Business valuations can be complex, and the rules can be hard to pin down sometimes. There are many business valuation methodologies that can be employed, aimed at determining the value of the enterprise. They are usually prepared on the basis of a hypothetical arm’s-length sale to a ‘willing but not anxious buyer’ purchasing from a ‘willing but not anxious seller’, where the parties are acting in good faith, with good information at hand. This is known as a fair market business valuation. However, what is not immediately evident from this description is that the business (or enterprise) being valued only the assets required to operate the business going forward, not everything that’s on the balance sheet! These assets are often known as the operating assets or business assets.

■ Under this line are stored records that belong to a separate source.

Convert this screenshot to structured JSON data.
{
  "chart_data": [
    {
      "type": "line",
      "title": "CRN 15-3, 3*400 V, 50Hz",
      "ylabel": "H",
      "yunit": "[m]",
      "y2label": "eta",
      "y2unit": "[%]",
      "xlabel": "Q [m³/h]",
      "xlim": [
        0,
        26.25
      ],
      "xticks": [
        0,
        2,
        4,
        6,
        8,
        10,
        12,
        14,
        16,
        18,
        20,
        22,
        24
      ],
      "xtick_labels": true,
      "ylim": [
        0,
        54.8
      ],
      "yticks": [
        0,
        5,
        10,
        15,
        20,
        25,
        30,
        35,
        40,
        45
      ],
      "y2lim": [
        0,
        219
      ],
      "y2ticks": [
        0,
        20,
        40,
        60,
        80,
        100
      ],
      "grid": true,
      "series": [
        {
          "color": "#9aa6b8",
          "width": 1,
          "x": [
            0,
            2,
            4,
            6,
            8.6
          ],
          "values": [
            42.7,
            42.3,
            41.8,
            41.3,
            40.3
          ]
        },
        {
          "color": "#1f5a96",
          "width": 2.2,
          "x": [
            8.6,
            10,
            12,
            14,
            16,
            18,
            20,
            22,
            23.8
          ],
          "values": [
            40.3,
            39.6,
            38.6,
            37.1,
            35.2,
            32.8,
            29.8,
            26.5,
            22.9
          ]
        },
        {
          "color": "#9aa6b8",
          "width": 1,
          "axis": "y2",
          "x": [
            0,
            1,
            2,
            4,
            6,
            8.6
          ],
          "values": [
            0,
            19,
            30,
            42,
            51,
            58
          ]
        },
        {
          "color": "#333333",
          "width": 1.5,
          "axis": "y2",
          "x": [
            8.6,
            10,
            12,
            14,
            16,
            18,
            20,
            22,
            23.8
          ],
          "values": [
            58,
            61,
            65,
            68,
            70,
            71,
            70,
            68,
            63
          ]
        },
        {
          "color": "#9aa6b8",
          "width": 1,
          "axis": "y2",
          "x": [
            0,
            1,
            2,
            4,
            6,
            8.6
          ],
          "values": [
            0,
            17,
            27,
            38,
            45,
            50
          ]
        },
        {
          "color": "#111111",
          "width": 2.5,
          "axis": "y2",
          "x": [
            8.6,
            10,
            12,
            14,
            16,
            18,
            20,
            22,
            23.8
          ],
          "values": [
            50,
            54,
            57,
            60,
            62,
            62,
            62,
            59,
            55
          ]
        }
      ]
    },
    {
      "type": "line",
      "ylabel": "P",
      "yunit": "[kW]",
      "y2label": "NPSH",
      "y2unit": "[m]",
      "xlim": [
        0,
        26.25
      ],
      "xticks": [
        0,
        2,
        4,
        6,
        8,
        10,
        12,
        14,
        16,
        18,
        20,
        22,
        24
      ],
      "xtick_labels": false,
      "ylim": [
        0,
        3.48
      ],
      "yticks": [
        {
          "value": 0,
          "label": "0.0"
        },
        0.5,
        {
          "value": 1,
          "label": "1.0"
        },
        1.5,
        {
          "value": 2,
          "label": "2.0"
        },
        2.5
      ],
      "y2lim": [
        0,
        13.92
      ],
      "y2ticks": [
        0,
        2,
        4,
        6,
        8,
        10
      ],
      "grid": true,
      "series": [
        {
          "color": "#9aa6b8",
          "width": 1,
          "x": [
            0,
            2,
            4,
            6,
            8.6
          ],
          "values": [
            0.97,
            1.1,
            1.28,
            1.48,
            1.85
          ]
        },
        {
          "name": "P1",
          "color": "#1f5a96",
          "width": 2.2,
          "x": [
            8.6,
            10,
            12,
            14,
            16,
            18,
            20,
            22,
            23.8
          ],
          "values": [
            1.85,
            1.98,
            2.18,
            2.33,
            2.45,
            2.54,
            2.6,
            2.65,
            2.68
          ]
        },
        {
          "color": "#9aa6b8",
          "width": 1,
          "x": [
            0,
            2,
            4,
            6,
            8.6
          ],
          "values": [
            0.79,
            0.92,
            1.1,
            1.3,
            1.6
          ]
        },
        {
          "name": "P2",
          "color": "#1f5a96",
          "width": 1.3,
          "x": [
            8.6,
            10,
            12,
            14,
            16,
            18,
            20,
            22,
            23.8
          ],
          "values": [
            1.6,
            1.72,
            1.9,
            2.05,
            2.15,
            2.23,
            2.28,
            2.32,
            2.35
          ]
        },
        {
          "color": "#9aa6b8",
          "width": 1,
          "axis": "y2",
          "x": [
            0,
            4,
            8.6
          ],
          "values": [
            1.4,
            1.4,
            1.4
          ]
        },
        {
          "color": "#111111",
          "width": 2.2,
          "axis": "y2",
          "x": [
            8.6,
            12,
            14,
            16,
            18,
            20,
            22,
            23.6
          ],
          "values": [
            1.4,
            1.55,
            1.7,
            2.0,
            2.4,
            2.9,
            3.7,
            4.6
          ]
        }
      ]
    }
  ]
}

The only liability that would ordinarily be included in the valuation is trade creditors, and even then it is only included if it is lower than the trade debtors, so that the surplus of debtors over creditors provides the new owner access to working capital. However, most business sales (as distinct from share sales) are transacted on a basis of ‘no cash, no debt’, meaning that the assets included in the sale would be limited to items such as plant and equipment, inventory, motor vehicles (that are used in the earning of income), furniture, fixtures, and fittings. All other assets and liabilities would ‘stay behind’ in the hypothetical sale, and the seller would be responsible for extinguishing any debts and realising any assets themselves. This can add some complexity at the time of sale if any of the assets that form part of the sale are financed and are used as security for that finance. It is therefore critical that discussions are held with your accountant, solicitor, business broker, and your lender prior to the transaction to ensure that you are able to simultaneously settle any secured debts on the sale of the business.
When determining the value of shares in an entity, the steps are slightly different, but start from the same point. Firstly, a business valuation is performed exactly as it is above, and then we work out how much goodwill (if any) that the business possesses, and then that gets added back to the balance sheet exactly as it is, including all of those surplus assets and liabilities that would not be sold with the business if it was sold separately. However, SMEs will often possess a bunch of related party debt or assets that need to be removed from the company before the shares are transferred to its new owner. In this case, those surplus assets and debts don’t just ‘get left behind’, they have to be extinguished or transferred out of the entity, before the shares are sold. It is this rationalised (or adjusted) balance sheet that sets the price of the shares. Again, this is where you need to talk to your accountant, solicitor, business broker, and lender(s).
Debt is a complicating factor in business valuations and entity/share valuations but getting the right advice from skilled professionals can mean the difference between a smooth, profitable, easy transaction, and well… the opposite!